Yes, but - the very fact that he declined on that basis only serves to point up just how real and sharp those sectarian divisions are and just how much they are driving events in Iraq, not only the insurgency, not only the fearsome prospect of civil war, but also the formation and functioning of government. Even if Jaafari does manage to pull together a government (he still needs a human rights minister and a deputy prime minister; he's looking for a woman for the latter post), there are not many examples of governments successfully pulling off that kind of balancing act for more than a short time. In Lebanon, the classic example of the ethnically-balanced government, "the political balance of power ... has always been very delicate," the Oxford Business Group noted recently - and whatever stability Lebanon has at times enjoyed has been purchased at the cost of a devastating 15-year civil war. And even now the same old divisions are behind new political crises.

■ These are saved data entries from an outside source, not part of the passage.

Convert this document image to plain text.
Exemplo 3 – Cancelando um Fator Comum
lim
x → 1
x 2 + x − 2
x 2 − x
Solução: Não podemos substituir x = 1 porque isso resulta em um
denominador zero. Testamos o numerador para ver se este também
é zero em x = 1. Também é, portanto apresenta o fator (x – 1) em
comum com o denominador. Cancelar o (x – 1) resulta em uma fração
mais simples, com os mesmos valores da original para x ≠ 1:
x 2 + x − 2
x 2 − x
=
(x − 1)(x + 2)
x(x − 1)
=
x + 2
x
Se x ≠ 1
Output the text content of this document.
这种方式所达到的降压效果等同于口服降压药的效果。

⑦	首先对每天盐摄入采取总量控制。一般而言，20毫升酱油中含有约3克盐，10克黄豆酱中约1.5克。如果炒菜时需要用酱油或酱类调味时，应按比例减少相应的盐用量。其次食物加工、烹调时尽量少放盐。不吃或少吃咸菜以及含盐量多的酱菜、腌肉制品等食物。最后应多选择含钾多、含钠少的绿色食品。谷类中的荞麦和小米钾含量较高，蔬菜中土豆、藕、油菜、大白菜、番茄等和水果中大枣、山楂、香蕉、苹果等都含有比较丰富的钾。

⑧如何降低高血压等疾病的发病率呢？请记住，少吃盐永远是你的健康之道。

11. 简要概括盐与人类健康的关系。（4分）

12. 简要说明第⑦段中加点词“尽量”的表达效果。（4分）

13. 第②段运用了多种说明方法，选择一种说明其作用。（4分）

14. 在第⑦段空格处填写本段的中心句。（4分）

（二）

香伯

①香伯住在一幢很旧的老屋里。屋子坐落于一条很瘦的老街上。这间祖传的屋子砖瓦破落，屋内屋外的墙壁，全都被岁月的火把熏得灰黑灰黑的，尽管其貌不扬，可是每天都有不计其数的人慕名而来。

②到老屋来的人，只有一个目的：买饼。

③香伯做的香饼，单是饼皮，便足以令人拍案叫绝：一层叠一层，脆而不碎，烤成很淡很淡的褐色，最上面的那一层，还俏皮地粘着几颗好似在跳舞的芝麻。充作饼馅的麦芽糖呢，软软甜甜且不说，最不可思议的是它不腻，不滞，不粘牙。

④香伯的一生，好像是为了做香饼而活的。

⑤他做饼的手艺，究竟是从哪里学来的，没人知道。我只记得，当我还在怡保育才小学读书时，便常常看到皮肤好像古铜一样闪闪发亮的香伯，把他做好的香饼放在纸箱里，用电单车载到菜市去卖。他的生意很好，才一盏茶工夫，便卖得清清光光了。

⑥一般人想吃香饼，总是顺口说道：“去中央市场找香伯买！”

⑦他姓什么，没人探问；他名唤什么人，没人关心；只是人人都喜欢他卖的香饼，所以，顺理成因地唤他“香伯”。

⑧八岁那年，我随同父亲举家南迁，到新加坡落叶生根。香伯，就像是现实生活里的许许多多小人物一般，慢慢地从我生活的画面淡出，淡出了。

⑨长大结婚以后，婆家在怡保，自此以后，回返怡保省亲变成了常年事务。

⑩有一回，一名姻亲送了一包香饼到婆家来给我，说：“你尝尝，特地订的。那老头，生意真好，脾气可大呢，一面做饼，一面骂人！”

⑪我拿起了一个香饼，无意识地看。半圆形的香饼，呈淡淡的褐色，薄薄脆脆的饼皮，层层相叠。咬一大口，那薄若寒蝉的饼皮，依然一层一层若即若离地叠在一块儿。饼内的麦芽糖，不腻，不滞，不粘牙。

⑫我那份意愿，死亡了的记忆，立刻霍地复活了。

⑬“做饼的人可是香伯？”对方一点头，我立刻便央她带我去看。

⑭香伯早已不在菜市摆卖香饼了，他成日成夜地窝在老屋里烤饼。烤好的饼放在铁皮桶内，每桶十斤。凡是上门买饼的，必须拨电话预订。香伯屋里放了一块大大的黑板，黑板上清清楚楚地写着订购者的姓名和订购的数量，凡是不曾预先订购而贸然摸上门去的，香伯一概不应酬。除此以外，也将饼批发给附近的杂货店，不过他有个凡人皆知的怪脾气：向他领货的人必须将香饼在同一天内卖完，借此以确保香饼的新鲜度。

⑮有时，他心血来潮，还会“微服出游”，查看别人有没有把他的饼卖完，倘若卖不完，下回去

Perhaps Iraq will be able to pull off what others haven't and hold it together for a while - or at least for a Henry Kissinger-style "decent interval" to allow US withdrawal before Iraq descends into chaos, which may be what the Bushites still in touch with reality have been reduced to hoping for. But, despite the fact that the existence, more or less, of a Jaafari administration is surely an improvement over the vacuum that existed, frankly I still very much doubt it.